Reading Archives

With this blog, I am planning to offer, as regularly as possible, critical observations on the scholarly and popular literature analyzing the nature of archives or contributing to our understanding of archives in society. I hope this blog will be of assistance to anyone, especially faculty and graduate students, interested in understanding archives and their importance to society.

Saturday, January 12, 2008

Walter Benjamin and Archives

It is difficult these days to read anything about literary and cultural texts without finding a citation to Walter Benjamin (1892-1940). Despite the loss of a quantity of his papers, Benjamin left behind enough publications and working documents to ensure the continuing influence of his ideas. With the publication of Ursula Mark Gudrun Schwarz, Michael Schwarz, and Erdmut Wizisla, eds., Walter Benjamin’s Archive: Images, Texts, Signs, translated by Esther Leslie (New York: Verso, 2007), we understand something of how Benjamin worked to ensure that his personal papers would survive. This book was originally published in German in 2006 as part of an exhibition at the Berlin Academy of Arts.

This beautifully illustrated book brings to life the creation of the personal archives of an important twentieth-century scholar. The editors discuss – with the aid of illustrated examples and ample quotations from Benjamin’s writings – Benjamin’s own “strategic calculation” in preserving his archives through “which he deposited his manuscripts, notebooks, and printed papers in the custody of friends and acquaintances in various countries. His archives landed in the hands of others, so that their documents might be delivered to posterity. Those who received his work accepted the obligatory nature of their roles and faithfully conserved the papers.” Benjamin, it seems, possessed the “ethos of an archivist” (p. 1). And what we see in this book about Benjamin is how an individual, working before the advent of the computer, might create, organize, use, manage, and preserve his personal papers.
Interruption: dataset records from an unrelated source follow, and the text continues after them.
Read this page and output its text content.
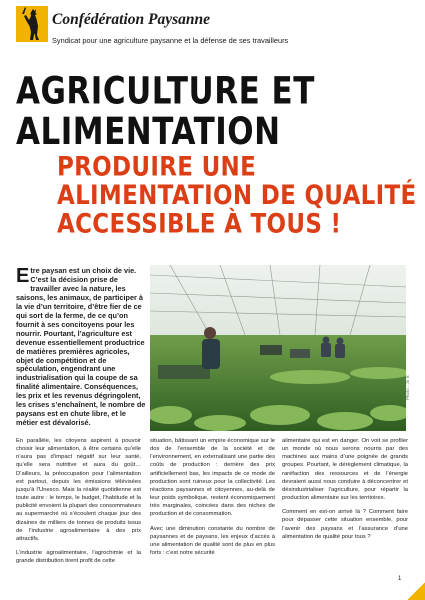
Confédération Paysanne
Syndicat pour une agriculture paysanne et la défense de ses travailleurs
AGRICULTURE ET
ALIMENTATION
PRODUIRE UNE
ALIMENTATION DE QUALITÉ
ACCESSIBLE À TOUS !

Etre paysan est un choix de vie. C’est la décision prise de travailler avec la nature, les saisons, les animaux, de participer à la vie d’un territoire, d’être fier de ce qui sort de la ferme, de ce qu’on fournit à ses concitoyens pour les nourrir. Pourtant, l’agriculture est devenue essentiellement productrice de matières premières agricoles, objet de compétition et de spéculation, engendrant une industrialisation qui la coupe de sa finalité alimentaire. Conséquences, les prix et les revenus dégringolent, les crises s’enchaînent, le nombre de paysans est en chute libre, et le métier est dévalorisé.

Photo : Jo V.

En parallèle, les citoyens aspirent à pouvoir choisir leur alimentation, à être certains qu’elle n’aura pas d’impact négatif sur leur santé, qu’elle sera nutritive et aura du goût… D’ailleurs, la préoccupation pour l’alimentation est partout, depuis les émissions télévisées jusqu’à l’Unesco. Mais la réalité quotidienne est toute autre : le temps, le budget, l’habitude et la publicité envoient la plupart des consommateurs au supermarché où s’écoulent chaque jour des dizaines de milliers de tonnes de produits issus de l’industrie agroalimentaire à des prix attractifs.

L’industrie agroalimentaire, l’agrochimie et la grande distribution tirent profit de cette

situation, bâtissant un empire économique sur le dos de l’ensemble de la société et de l’environnement, en externalisant une partie des coûts de production : derrière des prix artificiellement bas, les impacts de ce mode de production sont ruineux pour la collectivité. Les réactions paysannes et citoyennes, au-delà de leur poids symbolique, restent économiquement très marginales, coincées dans des niches de production et de consommation.

Avec une diminution constante du nombre de paysannes et de paysans, les enjeux d’accès à une alimentation de qualité sont de plus en plus forts : c’est notre sécurité

alimentaire qui est en danger. On voit se profiler un monde où nous serons nourris par des machines aux mains d’une poignée de grands groupes. Pourtant, le dérèglement climatique, la raréfaction des ressources et de l’énergie devraient aussi nous conduire à déconcentrer et désindustrialiser l’agriculture, pour répartir la production alimentaire sur les territoires.

Comment en est-on arrivé là ? Comment faire pour dépasser cette situation ensemble, pour l’avenir des paysans et l’assurance d’une alimentation de qualité pour tous ?

1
Although Benjamin had the sense of the archivist in his work, it is still quite different from the traditional or “institutionalized archives”: “Order, efficiency, completeness, and objectivity are the principles of archival work. In contrast to this, Benjamin’s archives reveal the passions of the collector” (pp. 1-2). The editors of this volume examine many of the various features of his archives, including the personal catalogs he developed, the photographs he took and maintained of his collections (such as his toys), the evolution of the language development of his son, how he utilized notebooks, his collecting of photographic postcards, the collection of games and riddles, and so forth. “Benjamin’s mode of working is marked by the techniques of archiving, collecting, and constructing,” the editors conclude. “Excerpts, transpositions, cuttings-out, montaging, sticking, cataloguing and sorting appear to be true activities of an author” (p. 4). This is a wonderful glimpse into how an individual, albeit from an ordinary person, conceived and executed a plan for his personal archives.
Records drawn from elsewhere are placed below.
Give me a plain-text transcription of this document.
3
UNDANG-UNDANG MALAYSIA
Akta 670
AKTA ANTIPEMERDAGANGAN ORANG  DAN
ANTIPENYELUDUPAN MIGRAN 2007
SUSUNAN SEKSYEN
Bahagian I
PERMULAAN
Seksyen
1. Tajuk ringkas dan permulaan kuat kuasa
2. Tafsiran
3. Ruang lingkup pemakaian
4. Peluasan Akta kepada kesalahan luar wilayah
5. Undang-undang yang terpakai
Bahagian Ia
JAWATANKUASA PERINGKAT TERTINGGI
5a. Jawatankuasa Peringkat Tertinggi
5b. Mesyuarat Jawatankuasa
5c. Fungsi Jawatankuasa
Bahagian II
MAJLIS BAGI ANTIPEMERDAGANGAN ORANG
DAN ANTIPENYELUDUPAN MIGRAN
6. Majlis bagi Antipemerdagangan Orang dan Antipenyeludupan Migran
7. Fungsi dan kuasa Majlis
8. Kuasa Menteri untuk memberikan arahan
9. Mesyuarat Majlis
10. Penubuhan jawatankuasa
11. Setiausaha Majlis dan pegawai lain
At 1:37 PM, Blogger Leonor said...

I didn't knew this Benjamin's book, but after reading your post I've already order it.

Let me leave you a link to a post I've done

it's about a portuguese photograph exhibition, where he shows examples of his own personal archive and of what, in these world of rapid evolution, can stay behind in memory of what we once were.

I'im an archivist, by the way

At 10:39 AM, Anonymous Terry Cook (Archivist) said...

Another wonderful appreciation by you, Richard. Thanks for it. Benjamin's work on the archive, and making records, in an age of mechanical reproduction, has inspired contemporary archival thinker, like Joanna Sassoon, in considering the value lodged in the materiality of the record. The book underlines too that archivists, in understandably wishing to impose order, logic, rationality, system, evidence qualities, on institutional records, especially digital records, may too easily dismiss the value found in dis-order, overlook the "evidence" revealed by a collector's idiosyncracies, and be blind to collecting and hoarding passions, all of which can reveal much about the values of the person's life.